28 février 2021 – 2ème dimanche de Carême "B"
Gen 22, 1-2. 9. 10-13. 15-18; Rom 8, 31-34; Marc 9, 2-10
H O M É L I E
L'événement rapporté dans l'Évangile d'aujourd'hui se situe à un moment crucial de la vie publique de Jésus. Durant un certain temps les foules l'avaient accueilli et avaient reçu son message avec ouverture et même, parfois, avec enthousiasme. Et puis, comme il était graduellement devenu une menace pour les autorités en place, les Pharisiens se mirent à lui faire une lutte constante, et les foules le désertèrent graduellement. À un certain moment Jésus se rendit clairement compte que ses ennemis auraient le dessus et qu'il allait mourir. Il annonça alors sa mort à ses disciples et à partir de ce moment il consacra la plus grande partie de son temps à les former plutôt qu'à prêcher aux foules.

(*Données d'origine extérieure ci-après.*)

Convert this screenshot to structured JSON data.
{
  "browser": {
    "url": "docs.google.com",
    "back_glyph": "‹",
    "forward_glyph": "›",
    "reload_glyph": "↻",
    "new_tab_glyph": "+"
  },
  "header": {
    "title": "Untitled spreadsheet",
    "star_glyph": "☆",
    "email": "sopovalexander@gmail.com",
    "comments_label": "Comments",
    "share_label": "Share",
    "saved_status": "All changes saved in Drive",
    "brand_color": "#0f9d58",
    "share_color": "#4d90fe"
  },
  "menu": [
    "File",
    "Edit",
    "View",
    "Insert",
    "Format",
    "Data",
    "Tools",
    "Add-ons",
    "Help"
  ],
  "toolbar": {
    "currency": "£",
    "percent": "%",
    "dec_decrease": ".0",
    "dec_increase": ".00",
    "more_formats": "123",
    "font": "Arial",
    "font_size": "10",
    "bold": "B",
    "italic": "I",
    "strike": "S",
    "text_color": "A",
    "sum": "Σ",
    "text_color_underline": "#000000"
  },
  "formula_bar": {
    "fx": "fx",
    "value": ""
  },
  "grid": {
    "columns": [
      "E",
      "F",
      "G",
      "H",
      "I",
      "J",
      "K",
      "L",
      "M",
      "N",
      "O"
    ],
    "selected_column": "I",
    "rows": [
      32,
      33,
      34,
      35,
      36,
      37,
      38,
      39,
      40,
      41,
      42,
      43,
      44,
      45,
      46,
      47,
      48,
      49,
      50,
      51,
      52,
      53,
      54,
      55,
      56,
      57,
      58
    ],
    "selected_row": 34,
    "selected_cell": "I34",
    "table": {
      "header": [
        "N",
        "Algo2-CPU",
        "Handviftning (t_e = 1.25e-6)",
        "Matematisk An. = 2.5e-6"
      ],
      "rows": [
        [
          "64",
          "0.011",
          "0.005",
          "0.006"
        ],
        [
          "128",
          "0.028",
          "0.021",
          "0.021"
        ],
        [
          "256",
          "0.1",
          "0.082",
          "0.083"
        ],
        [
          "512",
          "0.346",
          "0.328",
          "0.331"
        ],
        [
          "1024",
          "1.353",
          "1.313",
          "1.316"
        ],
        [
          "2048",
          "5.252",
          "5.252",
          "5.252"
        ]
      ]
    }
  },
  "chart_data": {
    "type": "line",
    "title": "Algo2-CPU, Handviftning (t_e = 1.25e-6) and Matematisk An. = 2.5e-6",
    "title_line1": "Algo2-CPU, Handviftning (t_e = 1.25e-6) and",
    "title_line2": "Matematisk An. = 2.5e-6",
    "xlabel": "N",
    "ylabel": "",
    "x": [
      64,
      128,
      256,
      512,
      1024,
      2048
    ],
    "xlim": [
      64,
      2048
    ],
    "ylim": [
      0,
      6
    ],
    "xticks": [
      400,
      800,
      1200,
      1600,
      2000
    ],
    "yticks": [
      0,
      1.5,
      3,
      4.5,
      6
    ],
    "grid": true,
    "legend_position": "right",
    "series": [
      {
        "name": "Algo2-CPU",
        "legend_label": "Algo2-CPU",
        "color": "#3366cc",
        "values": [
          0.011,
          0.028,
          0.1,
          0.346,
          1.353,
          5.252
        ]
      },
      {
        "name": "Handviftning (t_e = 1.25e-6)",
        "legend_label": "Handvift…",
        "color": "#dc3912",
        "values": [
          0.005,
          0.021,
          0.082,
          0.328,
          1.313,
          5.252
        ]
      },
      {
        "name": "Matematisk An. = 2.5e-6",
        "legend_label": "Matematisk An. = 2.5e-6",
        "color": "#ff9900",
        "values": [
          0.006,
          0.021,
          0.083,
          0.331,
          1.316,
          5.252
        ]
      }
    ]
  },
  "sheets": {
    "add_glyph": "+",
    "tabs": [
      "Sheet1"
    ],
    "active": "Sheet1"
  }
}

Souvent, au cours de sa vie publique, spécialement lorsqu'il avait d'importantes décisions à prendre, Jésus se retirait dans la solitude pour passer quelque moments -- souvent une nuit -- en prière. C'est ce qu'il fit après avoir annoncé sa mort à ses disciples. Mais cette fois, il n'y alla pas seul. Il amena avec lui trois disciples: Pierre, Jacques et Jean – peut-être parce que c'étaient ceux qui lui étaient particulièrement proches mais peut-être aussi parce qu'ils étaient ceux des disciples qui présentaient la plus grande résistance à son message : 3,16 sq , cf. 5,37).
Et là, durant sa prière, Jésus eut à dire "oui" à la volonté du Père. Il dût accepter pleinement sa mission, et donc sa mort. Puis, alors que tout espoir humain était disparu, alors que ne subsistait que l'espérance pure et nue dans le Père, alors que tout ce qui n'était pas sa mission messianique était enlevé ou s'écroulait, sa véritable identité fut révélée. Il fut transfiguré. Toute son humanité était réduite à la volonté du Père sur lui. Et puisque les trois disciples avaient eu le privilège de participer à sa prière, ils furent aussi admis à cette révélation de son identité.
Apparaissent Moïse et Élie, qui symbolisent l'ensemble de l'ancienne religion d'Israël. Pour Pierre, Jacques et Jean, il n'y a plus à chercher. Leur espoir s'est réalisé. Le Messie a triomphé. Et Pierre propose qu'on en reste là. "Rabbi, faisons trois tentes..." Il manifeste ainsi que la vision n'a pas changé sa mentalité. Il reste attaché à la tradition ancienne et prétend mettre sur le même pied Jésus, Moïse et Élie, intégrant ainsi le messianisme de Jésus dans les catégories de l'AT.
Pierre fuit le conflit : Il préfère la montagne à Jérusalem et le Tabor au Calvaire. La voix du Père le ramène au présent : Celui-ci est mon Fils bien-aimé. Écoutez-le. Moïse et Élie n'ont rien à dire aux disciples. Ils ne leur parlent d'ailleurs pas. Il n'y a que Jésus, que le Père déclare son Fils bien-aimé, qu'il faut écouter. La Loi et les Prophètes sont accomplis.
Nous devons nous aussi nous laisser transfigurer, en devenant identifiés dans tout notre être humain, avec la volonté de Dieu sur nous. Cela peut se produire, pour nous comme pour Jésus, uniquement si nous avons le courage de nous retirer dans la solitude pour prier. Nous sommes aussi appelés à voir tous et chacun de nos frères et soeurs dans leur nature transfigurée. Dieu se révèle en chacun et en tous, si nos yeux et nos coeurs sont rendus capables de voir. Et puisque seuls ceux qui ont un coeur pur peuvent voir Dieu, utilisons l'observance du Carême pour nous disposer à recevoir cette grâce de la pureté du coeur.